Observation. In science, OBSERVATION IS KING. It starts with ’I observe’, and goes from there.

I observe. I hear something. (Or hear an absence of).

So, you’ve got a component to the test that you can’t put a number on, and you can’t get rid of it by saying that if ’it can’t be measured, it can’t be real.’

To try to force that on the complex equation would literally equate with a form of insolent self forced retardation of the most blinkered kind...and to make everyone else conform to those demands.. a blinkering of the self or an incapacity to reach the complexity of the question at hand.

where one would invalidate themselves from being involved in the question, at all. Simply by opening one’s mouth and making blind testing demands and to be saying that numbers are all that counts.

What insanity.... and that’s audio science review and audioholics, in a nutshell.

Bent and distorted with inherent limitations which are grossly visible to all who can see...

And for the love of god, please grow up enough to keep it to yourselves. Thank you.

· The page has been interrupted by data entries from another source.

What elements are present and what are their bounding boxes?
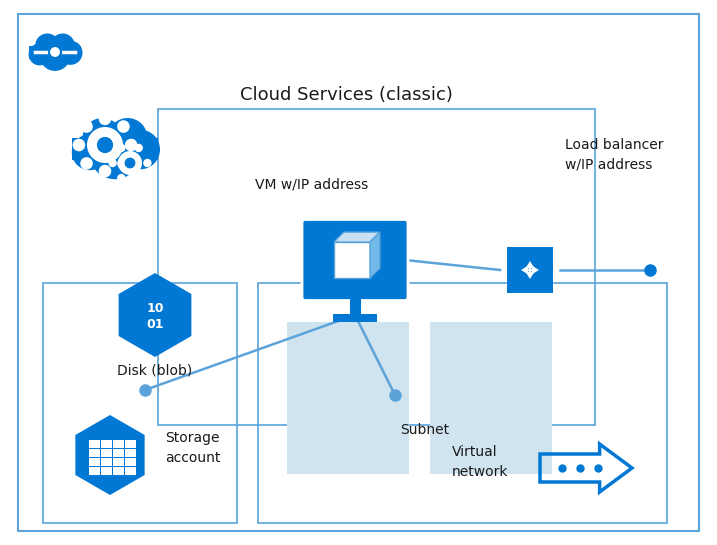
- FancyBboxPatch shape: [113, 457, 123, 465]
- FancyBboxPatch shape: [507, 247, 553, 293]
- Circle shape: [80, 120, 92, 133]
- Circle shape: [87, 127, 123, 163]
- Text: Subnet: Subnet: [400, 423, 449, 437]
- FancyBboxPatch shape: [125, 439, 136, 447]
- FancyBboxPatch shape: [430, 322, 552, 474]
- FancyBboxPatch shape: [88, 449, 100, 457]
- Circle shape: [143, 159, 151, 167]
- FancyBboxPatch shape: [125, 449, 136, 457]
- Circle shape: [39, 40, 70, 71]
- FancyBboxPatch shape: [88, 457, 100, 465]
- Circle shape: [99, 113, 111, 125]
- Circle shape: [99, 165, 111, 178]
- Text: Disk (blob): Disk (blob): [118, 363, 193, 377]
- Circle shape: [49, 46, 61, 58]
- Circle shape: [51, 33, 75, 58]
- FancyBboxPatch shape: [287, 322, 409, 474]
- Text: Storage
account: Storage account: [165, 431, 220, 465]
- Circle shape: [118, 151, 142, 175]
- Circle shape: [72, 138, 85, 152]
- FancyBboxPatch shape: [100, 449, 112, 457]
- FancyBboxPatch shape: [100, 467, 112, 475]
- FancyBboxPatch shape: [72, 138, 158, 160]
- Circle shape: [108, 118, 148, 158]
- Polygon shape: [334, 232, 380, 242]
- FancyBboxPatch shape: [125, 457, 136, 465]
- Circle shape: [29, 44, 51, 65]
- FancyBboxPatch shape: [88, 439, 100, 447]
- FancyArrow shape: [528, 263, 533, 275]
- Polygon shape: [334, 242, 370, 278]
- FancyBboxPatch shape: [113, 467, 123, 475]
- Circle shape: [97, 137, 113, 153]
- Circle shape: [72, 134, 108, 170]
- Circle shape: [120, 130, 160, 169]
- Text: Cloud Services (classic): Cloud Services (classic): [240, 86, 453, 104]
- Circle shape: [58, 41, 82, 65]
- FancyArrow shape: [523, 268, 535, 272]
- Polygon shape: [370, 232, 380, 278]
- FancyBboxPatch shape: [333, 313, 377, 322]
- Circle shape: [117, 174, 125, 182]
- Circle shape: [125, 158, 136, 168]
- Circle shape: [125, 138, 138, 152]
- Circle shape: [117, 120, 130, 133]
- Text: 01: 01: [146, 318, 163, 331]
- Text: Virtual
network: Virtual network: [452, 445, 508, 479]
- FancyBboxPatch shape: [302, 220, 408, 300]
- Text: VM w/IP address: VM w/IP address: [255, 178, 369, 192]
- Circle shape: [35, 33, 60, 58]
- Circle shape: [108, 159, 117, 167]
- FancyBboxPatch shape: [100, 457, 112, 465]
- FancyBboxPatch shape: [125, 467, 136, 475]
- FancyBboxPatch shape: [113, 449, 123, 457]
- FancyArrow shape: [528, 265, 533, 277]
- Text: 10: 10: [146, 302, 163, 316]
- FancyBboxPatch shape: [29, 46, 82, 59]
- FancyBboxPatch shape: [100, 439, 112, 447]
- Circle shape: [80, 157, 92, 169]
- Circle shape: [90, 129, 141, 179]
- Circle shape: [135, 174, 143, 182]
- Polygon shape: [118, 273, 191, 357]
- FancyBboxPatch shape: [88, 467, 100, 475]
- Circle shape: [117, 157, 130, 169]
- Text: Load balancer
w/IP address: Load balancer w/IP address: [565, 138, 663, 172]
- Circle shape: [135, 144, 143, 152]
- FancyArrow shape: [525, 268, 537, 272]
- Circle shape: [82, 118, 122, 158]
- Polygon shape: [75, 415, 145, 495]
- FancyBboxPatch shape: [113, 439, 123, 447]
- Circle shape: [117, 144, 125, 152]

Good post indeed like usual....Thanks...

Refreshing to listen a brain unplugged instead of parrots....
Uh, that was a very nice rant but this isn't about measurements and observations are often deceiving. 
Uh, that was a very nice rant but this isn’t about measurements and observations are often deceiving.
dear djones this post was not a rant, like my post is with you now, this was about new hearing discovery....An informative post, different than my ranting post with you or your ranting post against "hearing confidence"....

And no, you are right it was not about measurements because all in audio is not about these necessary and promising but sometimes "deceiving" or successful mesurements ....

And sorry, but saying that "observations are often deceiving" is like saying erection are not always successful....Or saying that the ketchup bottle is often not tightly closed....

It is not a good punchline....It is plain common place in a boring conversation....


Most of it was a rant. The rest wasn't really all that new but more information on the cocktail party problem. I did find the article interesting mainly because the way they moved a step closer was a focus on brain MEASUREMENTS  from fMRIs where speech is localized in the brain. What that has to do with the placebo effect I have no idea.